Nevertheless, I also recognize that for years they were able to provide tenants with a reliable customer flow, such that a good tenant could generate sufficient profit to afford the rent. Rents were often a minimum, with a percentage of sales override. Thus, the mall had an incentive for the store to succeed; the more more the store sold, the more rent they paid. It was a symbiotic relationship that allowed both tenant and mall owner to profit. Ever wonder why malls have become ubiquitous, with every mall in the country looking exactly the same? It’s because only a few stores are profitable enough to afford those rents, and so they end up in every mall.

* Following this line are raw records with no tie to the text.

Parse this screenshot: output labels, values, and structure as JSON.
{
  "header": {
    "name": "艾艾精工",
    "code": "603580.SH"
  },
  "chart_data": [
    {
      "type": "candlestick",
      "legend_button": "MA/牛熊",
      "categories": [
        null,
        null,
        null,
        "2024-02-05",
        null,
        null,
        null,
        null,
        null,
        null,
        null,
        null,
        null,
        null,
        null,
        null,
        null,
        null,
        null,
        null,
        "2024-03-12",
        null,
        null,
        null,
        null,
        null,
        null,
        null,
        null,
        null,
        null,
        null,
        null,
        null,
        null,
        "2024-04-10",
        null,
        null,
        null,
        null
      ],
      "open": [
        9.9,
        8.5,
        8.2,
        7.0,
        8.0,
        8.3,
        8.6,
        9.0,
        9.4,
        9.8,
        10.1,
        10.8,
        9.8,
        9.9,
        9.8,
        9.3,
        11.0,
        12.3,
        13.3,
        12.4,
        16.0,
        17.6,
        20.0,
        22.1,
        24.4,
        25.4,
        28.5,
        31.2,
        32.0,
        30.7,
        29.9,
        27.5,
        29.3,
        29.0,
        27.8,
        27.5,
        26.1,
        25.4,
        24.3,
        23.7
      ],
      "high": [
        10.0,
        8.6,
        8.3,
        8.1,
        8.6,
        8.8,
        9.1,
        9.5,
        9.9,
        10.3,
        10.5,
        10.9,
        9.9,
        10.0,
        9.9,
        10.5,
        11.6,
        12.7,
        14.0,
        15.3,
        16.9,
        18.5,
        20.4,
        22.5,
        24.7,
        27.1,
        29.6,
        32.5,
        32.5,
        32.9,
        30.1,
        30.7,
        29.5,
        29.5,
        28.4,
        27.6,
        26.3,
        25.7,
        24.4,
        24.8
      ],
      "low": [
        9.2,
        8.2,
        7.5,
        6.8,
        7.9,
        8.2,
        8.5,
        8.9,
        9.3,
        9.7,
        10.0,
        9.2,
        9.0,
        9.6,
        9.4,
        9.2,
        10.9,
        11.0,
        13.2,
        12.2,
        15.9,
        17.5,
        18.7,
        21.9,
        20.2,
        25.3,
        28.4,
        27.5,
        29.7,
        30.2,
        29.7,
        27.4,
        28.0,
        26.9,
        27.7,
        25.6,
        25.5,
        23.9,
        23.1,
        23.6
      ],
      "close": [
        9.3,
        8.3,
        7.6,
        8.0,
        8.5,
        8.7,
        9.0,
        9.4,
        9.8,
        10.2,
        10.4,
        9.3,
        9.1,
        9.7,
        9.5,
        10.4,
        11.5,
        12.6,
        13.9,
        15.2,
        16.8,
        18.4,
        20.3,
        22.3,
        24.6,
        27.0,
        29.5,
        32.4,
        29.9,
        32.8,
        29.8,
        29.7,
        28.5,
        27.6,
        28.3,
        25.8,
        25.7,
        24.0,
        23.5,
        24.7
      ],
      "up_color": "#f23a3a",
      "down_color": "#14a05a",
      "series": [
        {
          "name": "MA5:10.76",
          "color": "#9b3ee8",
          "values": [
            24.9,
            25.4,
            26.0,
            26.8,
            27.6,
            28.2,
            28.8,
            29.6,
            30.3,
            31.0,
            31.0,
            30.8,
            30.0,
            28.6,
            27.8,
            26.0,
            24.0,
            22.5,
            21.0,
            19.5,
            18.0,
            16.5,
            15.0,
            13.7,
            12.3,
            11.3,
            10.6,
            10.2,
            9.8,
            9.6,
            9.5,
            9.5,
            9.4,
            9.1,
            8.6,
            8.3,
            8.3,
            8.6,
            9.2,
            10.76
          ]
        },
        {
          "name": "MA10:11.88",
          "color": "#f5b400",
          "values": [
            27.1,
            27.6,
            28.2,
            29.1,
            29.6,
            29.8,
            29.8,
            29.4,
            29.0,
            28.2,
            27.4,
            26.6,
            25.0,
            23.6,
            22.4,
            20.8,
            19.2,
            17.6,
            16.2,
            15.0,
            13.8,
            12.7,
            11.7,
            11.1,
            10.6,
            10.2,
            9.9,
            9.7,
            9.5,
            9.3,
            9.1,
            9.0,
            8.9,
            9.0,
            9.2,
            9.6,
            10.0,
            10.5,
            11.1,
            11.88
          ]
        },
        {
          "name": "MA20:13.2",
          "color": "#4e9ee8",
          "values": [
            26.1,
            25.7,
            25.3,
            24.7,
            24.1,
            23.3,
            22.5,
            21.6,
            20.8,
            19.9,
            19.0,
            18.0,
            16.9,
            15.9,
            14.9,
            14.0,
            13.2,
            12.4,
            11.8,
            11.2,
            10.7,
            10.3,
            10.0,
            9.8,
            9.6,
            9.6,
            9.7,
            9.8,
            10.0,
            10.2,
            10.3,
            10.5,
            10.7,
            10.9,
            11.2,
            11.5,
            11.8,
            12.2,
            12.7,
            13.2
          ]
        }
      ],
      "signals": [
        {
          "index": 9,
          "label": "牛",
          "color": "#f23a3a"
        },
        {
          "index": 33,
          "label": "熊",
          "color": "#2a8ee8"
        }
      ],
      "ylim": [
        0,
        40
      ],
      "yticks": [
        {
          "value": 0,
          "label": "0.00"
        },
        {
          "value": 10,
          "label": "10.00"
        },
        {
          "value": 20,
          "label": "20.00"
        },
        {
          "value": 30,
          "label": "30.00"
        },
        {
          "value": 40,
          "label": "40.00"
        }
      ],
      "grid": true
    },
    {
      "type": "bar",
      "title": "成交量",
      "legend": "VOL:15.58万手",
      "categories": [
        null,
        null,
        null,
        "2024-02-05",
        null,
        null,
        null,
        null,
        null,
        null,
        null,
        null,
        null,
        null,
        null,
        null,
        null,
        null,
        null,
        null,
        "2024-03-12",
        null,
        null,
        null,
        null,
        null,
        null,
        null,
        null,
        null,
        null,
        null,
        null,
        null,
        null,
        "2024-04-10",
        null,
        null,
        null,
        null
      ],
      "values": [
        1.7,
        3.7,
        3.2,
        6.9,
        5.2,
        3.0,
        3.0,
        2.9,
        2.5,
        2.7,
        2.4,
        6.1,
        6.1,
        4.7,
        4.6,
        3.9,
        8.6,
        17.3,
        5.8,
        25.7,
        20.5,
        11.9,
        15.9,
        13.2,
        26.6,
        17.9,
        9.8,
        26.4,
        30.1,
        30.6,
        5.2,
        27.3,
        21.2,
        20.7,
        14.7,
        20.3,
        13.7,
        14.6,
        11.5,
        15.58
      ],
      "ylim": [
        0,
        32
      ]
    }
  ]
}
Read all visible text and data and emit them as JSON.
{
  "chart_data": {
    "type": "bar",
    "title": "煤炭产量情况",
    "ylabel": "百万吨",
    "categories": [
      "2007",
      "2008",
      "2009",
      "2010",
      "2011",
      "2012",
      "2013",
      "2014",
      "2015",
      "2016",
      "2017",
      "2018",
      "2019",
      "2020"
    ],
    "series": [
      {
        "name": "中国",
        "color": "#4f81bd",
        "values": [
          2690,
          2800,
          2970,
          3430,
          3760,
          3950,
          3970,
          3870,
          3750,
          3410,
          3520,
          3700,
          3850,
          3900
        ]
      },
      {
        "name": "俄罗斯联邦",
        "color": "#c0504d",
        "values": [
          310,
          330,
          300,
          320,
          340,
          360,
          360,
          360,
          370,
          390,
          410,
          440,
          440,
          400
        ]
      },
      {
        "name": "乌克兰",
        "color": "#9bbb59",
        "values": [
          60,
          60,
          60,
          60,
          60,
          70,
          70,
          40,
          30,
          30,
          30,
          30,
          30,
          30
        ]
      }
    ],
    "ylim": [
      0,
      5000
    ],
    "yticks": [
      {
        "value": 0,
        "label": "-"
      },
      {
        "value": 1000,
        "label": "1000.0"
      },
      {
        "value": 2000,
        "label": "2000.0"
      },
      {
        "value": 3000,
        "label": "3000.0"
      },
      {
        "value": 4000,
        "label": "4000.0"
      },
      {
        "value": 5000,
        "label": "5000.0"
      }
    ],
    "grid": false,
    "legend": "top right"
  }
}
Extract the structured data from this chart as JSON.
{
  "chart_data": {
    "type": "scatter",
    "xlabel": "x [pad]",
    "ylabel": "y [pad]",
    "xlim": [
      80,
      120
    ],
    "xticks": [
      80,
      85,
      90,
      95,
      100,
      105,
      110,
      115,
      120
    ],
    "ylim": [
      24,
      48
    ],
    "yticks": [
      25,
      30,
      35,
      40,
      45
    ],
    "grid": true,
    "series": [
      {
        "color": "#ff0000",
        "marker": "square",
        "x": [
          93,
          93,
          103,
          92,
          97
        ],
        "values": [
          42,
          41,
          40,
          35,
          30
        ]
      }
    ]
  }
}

I see this changing. I see people preferring to shop online, and less eager to fight the crowds at the mall. Mall stores are heavily leveraged to sales – they need very high sales and margins to pay their rents. A drop in either, and their profits could evaporate. Mall owners are also heavily leveraged, with high levels of debt. A drop in sales in the malls that erases some of their tenants, and causes resistance to rent increases will put some of the malls themselves at risk, too. I think we will see a huge shakeout. Right now it is the big box type stores like KMart, Shopko and Payless Shoes, and the department stores, like Sears and Pennys that are closing, but the malls are going to see some effects, too, in my opinion.

Carl_R
Carl_R
5 years ago
Reply to  Stuki

I just remembered something ironic. The store I lost the lease on, some 25 years ago, the space was given to another tenant. That tenant was none other than JC Penny.